You can use lower layers independently when you only need part of the stack, then move upward as requirements grow.
Typical path:
- Start with function registration
- Add JSON invocation and schema export
- Add session/stateful capabilities
- Add scheduling + concurrency control
- Expose via MCP transport
This keeps integration cost low while preserving an upgrade path to production-grade behavior.
Demos That Map to Real Usage
The repository includes detailed demos that show how each layer is used in practice, from minimal usage to advanced scenarios.
This helps teams answer practical questions quickly:
- How do I expose an existing function with minimal change?
- How do I model multi-step stateful workflows?
- How do I avoid race conditions with concurrent tool calls?

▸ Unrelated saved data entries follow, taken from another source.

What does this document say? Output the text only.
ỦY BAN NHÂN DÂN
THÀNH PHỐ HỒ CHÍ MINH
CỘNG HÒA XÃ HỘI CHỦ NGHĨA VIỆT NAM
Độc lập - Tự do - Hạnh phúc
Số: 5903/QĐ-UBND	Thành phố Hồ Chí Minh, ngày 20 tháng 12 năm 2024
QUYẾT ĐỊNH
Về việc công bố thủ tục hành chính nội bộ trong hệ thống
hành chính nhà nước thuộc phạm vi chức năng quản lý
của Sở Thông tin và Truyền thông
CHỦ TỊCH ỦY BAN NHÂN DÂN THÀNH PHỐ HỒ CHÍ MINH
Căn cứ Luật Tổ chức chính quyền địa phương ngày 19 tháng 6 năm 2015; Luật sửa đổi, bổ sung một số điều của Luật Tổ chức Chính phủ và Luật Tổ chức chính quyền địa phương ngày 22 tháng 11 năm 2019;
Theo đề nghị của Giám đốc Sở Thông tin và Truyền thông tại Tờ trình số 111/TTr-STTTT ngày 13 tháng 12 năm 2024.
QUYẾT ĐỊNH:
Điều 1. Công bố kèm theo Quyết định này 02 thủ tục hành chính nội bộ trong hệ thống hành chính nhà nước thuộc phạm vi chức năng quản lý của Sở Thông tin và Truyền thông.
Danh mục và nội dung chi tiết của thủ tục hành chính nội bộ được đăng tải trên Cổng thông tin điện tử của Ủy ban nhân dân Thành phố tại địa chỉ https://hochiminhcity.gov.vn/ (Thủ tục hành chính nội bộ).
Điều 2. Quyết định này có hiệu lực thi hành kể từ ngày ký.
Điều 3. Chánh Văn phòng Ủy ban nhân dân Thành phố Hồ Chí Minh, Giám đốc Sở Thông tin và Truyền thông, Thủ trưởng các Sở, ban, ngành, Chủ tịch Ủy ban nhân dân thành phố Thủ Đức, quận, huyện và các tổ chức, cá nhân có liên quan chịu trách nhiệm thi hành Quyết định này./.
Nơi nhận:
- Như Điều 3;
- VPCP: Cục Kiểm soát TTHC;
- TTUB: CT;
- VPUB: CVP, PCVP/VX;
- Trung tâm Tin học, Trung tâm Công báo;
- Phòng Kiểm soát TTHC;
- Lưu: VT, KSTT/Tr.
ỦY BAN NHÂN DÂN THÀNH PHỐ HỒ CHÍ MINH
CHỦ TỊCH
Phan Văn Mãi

- How do I evolve from local JSON calls to MCP-hosted tools?
Repository
Project repository:
writePerfectCode/llm_invoke_cpp: Provide a framework enabling LLMs to invoke C++ functions through JSON-based interfaces.
Final Takeaway
If your team already has valuable C++ logic, you do not need a rewrite strategy.
You need an exposure strategy.
This framework gives you that path:
- Expose native C++ functions quickly
- Keep architecture layered and composable
- Support stateless and stateful scenarios
- Handle scheduling, concurrency, and cancellation
- Connect to LLM hosts through MCP when ready
That is how you turn existing C++ assets into reliable LLM-callable capabilities.